There are foundations, such as MusiCares, Aden said, that help artists from various genres, but “we consider R&B artists family, and we’re hoping to be able to take care of them ourselves.”
Drummer and vocalist Don Gardner, 78, is not one to ask for help.
But when the North Philadelphia native found himself needing extensive oral surgery, without dental insurance, he picked up the phone.
The foundation covered the costs of his multiple extractions and an implant so he could be fitted for dentures.
“If I hadn’t got it done, my system was being poisoned,” Gardner said, on a break from his job as facilities manager at the Philadelphia Clef Club. “But having it done, to me, that’s pretty cool. It was help I couldn’t get no place else.”

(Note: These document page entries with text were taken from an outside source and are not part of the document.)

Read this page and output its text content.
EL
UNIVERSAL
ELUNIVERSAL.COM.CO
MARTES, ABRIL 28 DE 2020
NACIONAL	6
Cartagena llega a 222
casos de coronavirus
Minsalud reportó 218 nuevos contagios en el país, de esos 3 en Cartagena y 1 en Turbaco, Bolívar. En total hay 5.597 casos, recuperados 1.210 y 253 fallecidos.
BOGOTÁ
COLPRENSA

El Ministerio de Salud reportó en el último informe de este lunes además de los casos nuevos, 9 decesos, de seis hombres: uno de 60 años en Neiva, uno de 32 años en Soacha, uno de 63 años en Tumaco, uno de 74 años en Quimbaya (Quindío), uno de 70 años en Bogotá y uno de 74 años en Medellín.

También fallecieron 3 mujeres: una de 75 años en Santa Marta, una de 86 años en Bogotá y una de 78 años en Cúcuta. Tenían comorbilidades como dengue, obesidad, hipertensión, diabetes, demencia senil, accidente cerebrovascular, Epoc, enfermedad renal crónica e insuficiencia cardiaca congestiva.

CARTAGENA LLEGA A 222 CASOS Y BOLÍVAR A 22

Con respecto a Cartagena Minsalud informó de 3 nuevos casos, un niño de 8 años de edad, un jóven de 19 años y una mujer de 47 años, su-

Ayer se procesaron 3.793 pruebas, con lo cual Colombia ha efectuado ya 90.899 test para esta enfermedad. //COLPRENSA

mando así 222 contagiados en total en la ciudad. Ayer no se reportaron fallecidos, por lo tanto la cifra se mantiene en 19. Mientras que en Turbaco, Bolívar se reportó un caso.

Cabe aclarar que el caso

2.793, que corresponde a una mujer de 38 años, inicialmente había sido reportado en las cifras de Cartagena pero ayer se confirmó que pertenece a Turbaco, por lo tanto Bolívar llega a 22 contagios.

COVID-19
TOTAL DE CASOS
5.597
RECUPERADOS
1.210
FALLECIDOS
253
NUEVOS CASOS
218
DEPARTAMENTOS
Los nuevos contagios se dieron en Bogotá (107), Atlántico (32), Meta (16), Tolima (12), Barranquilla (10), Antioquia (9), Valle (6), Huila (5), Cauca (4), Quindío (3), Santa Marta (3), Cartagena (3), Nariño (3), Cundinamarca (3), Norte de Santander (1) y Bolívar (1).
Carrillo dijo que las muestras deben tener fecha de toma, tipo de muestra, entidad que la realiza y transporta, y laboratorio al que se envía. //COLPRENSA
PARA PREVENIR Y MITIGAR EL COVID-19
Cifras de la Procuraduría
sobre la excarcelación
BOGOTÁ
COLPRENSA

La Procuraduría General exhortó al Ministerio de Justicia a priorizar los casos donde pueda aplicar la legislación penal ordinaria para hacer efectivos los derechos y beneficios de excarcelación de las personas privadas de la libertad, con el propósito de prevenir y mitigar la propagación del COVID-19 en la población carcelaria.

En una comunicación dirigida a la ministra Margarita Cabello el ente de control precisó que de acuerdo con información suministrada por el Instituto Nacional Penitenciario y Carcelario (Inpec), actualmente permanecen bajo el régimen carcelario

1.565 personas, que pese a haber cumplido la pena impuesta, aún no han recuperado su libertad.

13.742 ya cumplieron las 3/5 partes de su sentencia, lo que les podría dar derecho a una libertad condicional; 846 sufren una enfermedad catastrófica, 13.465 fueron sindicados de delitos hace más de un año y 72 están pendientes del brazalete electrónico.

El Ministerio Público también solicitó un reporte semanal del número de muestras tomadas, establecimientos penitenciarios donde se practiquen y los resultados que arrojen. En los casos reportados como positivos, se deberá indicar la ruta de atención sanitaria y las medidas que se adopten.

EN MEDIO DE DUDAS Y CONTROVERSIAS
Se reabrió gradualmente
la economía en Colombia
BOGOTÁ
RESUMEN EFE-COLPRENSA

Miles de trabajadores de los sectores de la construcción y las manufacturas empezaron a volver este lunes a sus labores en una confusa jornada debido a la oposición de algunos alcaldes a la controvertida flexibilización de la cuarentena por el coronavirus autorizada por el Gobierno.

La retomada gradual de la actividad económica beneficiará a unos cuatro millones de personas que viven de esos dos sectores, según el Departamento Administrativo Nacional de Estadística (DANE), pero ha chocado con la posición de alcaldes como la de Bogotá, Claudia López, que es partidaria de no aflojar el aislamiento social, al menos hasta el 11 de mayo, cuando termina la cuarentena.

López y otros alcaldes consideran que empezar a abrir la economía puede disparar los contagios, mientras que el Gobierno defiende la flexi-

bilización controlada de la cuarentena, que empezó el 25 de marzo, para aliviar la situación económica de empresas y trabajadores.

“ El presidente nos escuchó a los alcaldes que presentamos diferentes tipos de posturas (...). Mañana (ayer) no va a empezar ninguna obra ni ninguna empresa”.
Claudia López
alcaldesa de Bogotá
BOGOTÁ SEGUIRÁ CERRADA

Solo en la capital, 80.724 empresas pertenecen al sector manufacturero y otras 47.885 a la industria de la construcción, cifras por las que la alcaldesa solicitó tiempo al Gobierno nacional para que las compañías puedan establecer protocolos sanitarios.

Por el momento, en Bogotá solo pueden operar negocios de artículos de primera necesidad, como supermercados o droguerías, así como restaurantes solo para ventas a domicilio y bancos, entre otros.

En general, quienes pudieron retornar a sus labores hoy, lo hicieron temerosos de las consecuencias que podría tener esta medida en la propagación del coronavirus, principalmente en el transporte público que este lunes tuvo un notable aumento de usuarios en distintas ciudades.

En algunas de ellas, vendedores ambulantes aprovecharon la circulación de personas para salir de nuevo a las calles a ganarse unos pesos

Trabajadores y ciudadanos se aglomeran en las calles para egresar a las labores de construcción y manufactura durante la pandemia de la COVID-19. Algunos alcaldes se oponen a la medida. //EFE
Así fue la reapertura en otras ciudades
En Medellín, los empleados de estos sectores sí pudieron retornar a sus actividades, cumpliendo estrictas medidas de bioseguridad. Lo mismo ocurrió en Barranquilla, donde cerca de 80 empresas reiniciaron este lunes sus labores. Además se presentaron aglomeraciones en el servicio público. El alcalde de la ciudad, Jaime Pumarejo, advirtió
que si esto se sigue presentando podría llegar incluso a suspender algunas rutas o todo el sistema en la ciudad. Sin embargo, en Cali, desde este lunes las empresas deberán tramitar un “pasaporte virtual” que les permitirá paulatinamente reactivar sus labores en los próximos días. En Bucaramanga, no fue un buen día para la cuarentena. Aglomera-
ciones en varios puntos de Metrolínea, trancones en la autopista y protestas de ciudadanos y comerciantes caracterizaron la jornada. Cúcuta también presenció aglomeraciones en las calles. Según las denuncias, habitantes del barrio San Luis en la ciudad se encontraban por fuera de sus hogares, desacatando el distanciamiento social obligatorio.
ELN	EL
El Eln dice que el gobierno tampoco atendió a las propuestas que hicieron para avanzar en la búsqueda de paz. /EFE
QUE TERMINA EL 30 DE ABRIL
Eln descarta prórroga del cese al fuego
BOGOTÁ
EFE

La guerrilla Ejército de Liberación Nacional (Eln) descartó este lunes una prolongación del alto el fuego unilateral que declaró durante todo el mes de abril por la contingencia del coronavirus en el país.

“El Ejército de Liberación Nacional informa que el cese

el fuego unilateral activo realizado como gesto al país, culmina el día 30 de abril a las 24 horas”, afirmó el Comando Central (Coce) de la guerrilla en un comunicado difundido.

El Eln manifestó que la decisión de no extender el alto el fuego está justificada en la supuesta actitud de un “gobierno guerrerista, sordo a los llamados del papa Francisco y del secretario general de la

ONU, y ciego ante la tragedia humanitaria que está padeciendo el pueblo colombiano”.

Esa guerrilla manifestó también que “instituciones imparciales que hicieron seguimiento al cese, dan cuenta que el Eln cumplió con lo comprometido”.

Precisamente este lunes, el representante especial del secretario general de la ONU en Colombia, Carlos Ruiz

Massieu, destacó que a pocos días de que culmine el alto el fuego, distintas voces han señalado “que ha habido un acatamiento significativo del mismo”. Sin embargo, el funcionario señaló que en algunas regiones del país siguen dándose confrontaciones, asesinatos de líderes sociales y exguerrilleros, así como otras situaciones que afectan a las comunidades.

Gardner grew up performing at Mount Zion United Methodist Church, near 12th and Oxford Streets. In 1953, he formed his own group, the Sonotones. His ‘60s duet with Dee Dee Ford, “I Need Your Loving,” brought fame.
He played the “chitlin circuit,” African-American clubs in cities such as Buffalo, Baltimore, and Washington. He toured with James Brown and the Motown Revue, served as bandleader for Grover Washington, and was road manager for Curtis Mayfield.
“I was making more money than my father in those days,” said Gardner, who walks with a cane from his years on the drum stand. “But I didn’t do what he did with his money.”
In 1970, as venues dried up, Gardner gave away his drums and left the business.
He eventually started a small construction business. He receives a “stipend” for his Clef Club work, and modest royalties from his music.
“It gets tight,” he said of his income. “But God sends me something just in time.”
When Anita Long’s father died in June in the farm town of Sealy, Texas, where he was born, she wasn’t sure where she would find the money to bury him.
“I had reached my bottom,” said Long, who had moved from San Jose, Calif., to care for him.
A local official referred her to the Rhythm and Blues Foundation, which paid to bury her father, Huey Long.
Huey Long, once a shoe-shine man, was a self-taught guitarist and vocalist. His career spanned 80 years, through Dixieland, swing, and bebop.
He performed with the likes of Dizzy Gilespie, Sarah Vaughan, and Charlie Parker. And at 105, he was the last surviving member of the popular quartet the Ink Spots.
On the phone last week, his daughter remembered him as a man who loved deep conversation, who had a sharp sense of humor and a way with people.
He never drove a car, Long said. Music was his life.
“He was extremely frugal. Most of his life was just getting by.”
Long called the foundation’s help a “godsend.”
“I don’t know what I would have done,” she said, her voice trembling from tears. “For him to be buried with dignity ... People loved him, and they loved that music.”